Publishing papers: legal documents and agreements

Scope and Content

Papers relating to Charles Dickens's dealings and negotiations with his publishers. Also includes papers relating to the posthumous publication of The Letters of Charles Dickens. In addition to the drafts of legal agreements, items include letters, financial documents, notices and memoranda associated with the agreements. Items also include legal documents relating to court proceedings brought against Dickens by his publishers, often presided over by the judges James Bacon or Arthur Hobhouse. His publishers included John Macrone; Edward Chapman and William Hall of Chapman and Hall; Richard Bentley; Frederick Mullett Evans and William Bradbury and sons of Bradbury and Evans; and Henry Colburn.
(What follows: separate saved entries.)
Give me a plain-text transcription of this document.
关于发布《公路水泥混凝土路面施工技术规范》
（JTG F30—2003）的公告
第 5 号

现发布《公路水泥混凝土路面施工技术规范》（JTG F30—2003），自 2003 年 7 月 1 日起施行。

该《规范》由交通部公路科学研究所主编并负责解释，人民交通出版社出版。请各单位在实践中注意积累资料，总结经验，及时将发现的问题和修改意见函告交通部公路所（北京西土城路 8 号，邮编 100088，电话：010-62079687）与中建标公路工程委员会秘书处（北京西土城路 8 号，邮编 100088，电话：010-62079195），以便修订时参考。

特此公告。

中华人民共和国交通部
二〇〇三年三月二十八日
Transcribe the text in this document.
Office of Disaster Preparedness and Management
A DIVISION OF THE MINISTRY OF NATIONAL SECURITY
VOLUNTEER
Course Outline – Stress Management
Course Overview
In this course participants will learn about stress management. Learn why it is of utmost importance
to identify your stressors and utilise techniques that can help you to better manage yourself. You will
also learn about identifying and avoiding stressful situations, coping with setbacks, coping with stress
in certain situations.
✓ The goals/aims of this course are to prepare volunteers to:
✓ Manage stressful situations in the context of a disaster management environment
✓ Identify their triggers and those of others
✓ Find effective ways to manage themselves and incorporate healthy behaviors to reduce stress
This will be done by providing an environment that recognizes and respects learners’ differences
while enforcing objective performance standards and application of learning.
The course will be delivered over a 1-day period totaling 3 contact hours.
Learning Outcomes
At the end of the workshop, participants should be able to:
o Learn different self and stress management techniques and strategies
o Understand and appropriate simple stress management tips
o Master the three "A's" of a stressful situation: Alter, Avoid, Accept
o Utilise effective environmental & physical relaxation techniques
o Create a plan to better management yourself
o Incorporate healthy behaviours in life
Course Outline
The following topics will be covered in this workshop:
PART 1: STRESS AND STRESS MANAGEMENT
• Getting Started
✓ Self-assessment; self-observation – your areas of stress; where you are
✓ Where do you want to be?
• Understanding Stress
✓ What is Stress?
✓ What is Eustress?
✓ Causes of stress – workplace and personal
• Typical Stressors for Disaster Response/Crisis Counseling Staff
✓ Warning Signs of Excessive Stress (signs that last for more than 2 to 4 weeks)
From 1836 Dickens was producing works for John Macrone, Richard Bentley and Chapman and Hall. From 1840 Chapman and Hall became his sole publishers. In 1844 Dickens moved from Chapman and Hall, following a disagreement, to the printers Bradbury and Evans. In 1858 Dickens fell out with Bradbury and Evans after they did not print a personal notice relating to the disintegration of Dickens's marriage in Punch. Dickens returned to Chapman and Hall and remained with them until his death in 1870.


Arranged under specific publications and then chronologically.